Vehicles as power ups are a whole other kettle of fish. DICE pr people on Reddit have given a vague indication that maybe they are only power ups in Walker Assault (the Rush style mode from E3 and the Alpha) so maybe this will only apply to that mode. I feel like this designed as a solution to the problem of having players waiting at the base for the vehicle to respawn and potentially the "problem" (I'd call it another tactic) of stealing enemy vehicles (hell, Chewie racks an ATST in RotJ). By removing vehicles from the world and placing them in power up tokens you get people out of the base. However it doesn't solve the core problem of vehicle hungry people not participating in the fight as they will instead hang out at the power up spawns. In fact it could even be worse in that they will stay at these spawns until they get the power they want, keeping them uninvolved longer than a vehicle might take to pop back in at the base. As for solving asset thief I think it's pretty inelegant. Keeping them in world but making the opposing team unable to use them would solve the same problem; DICE even uses this in the Alpha as Imperial players cannot use Rebel stationary guns.
Tying vehicles to something so random again removes a layer of tactical depth becauss you cant count on them. You cant say "okay we'll send each of our 2 ATSTs to each control point" because you might not have two, or you'll get two but not at the same time, or you'll get 3 all at once. It makes for fun twists of fate I'll admit to suddenly digivolve from a Storm trooper to a walking tank but at the cost of higher level play. I know that kids love their Star Wars but acting like kids cant learn complex systems is unwise and slightly insulting. I am young enough to have been 12 when Battlefield 1942 came out and it changed my shit.

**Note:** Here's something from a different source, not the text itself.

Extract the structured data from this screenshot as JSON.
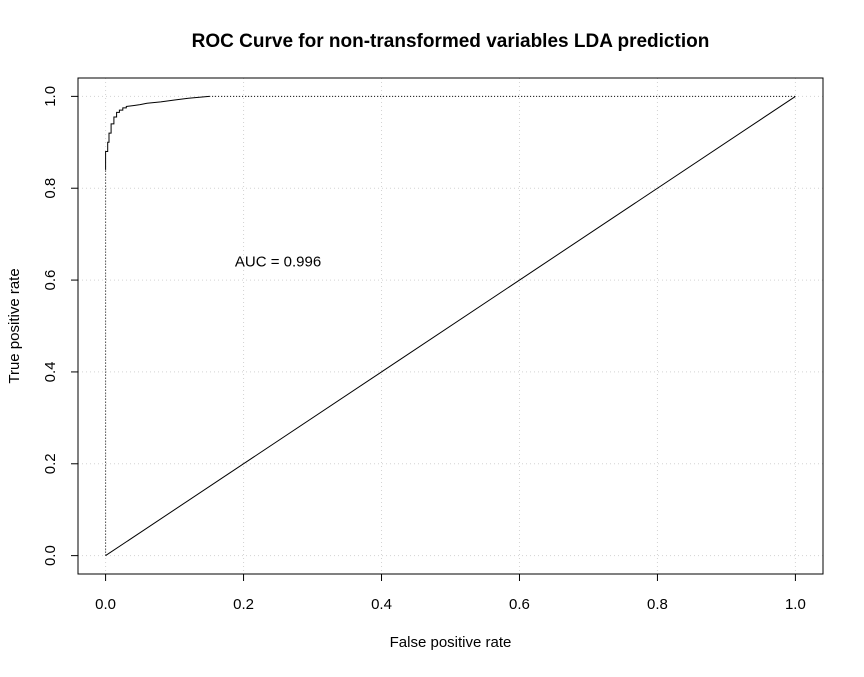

Also power ups look so terrible and out of place. For a game that is so eroticaly detailed to have giant floating tokens just takes me out of the moment. Yes they need to be visible but make them a box with a UI icon over them or something. Throw me a bone here.
It seems, and maybe I'm cynical, that they've omitted systems simply to prevent people from saying "it's Star Wars Battlefield" (a hilarious claim at its core considering how derivative of Battlefield the original Battlefront was) at the cost of meaningful complexity.
I have other niggles (having 1st and 3rd on toggle causes balance issues, should be locked based on server) but that's at the core. It's easy to come off as shitting on it but it comes from a place of love. I want this game to be the greatest Star Wars shooter, not "just" a great one.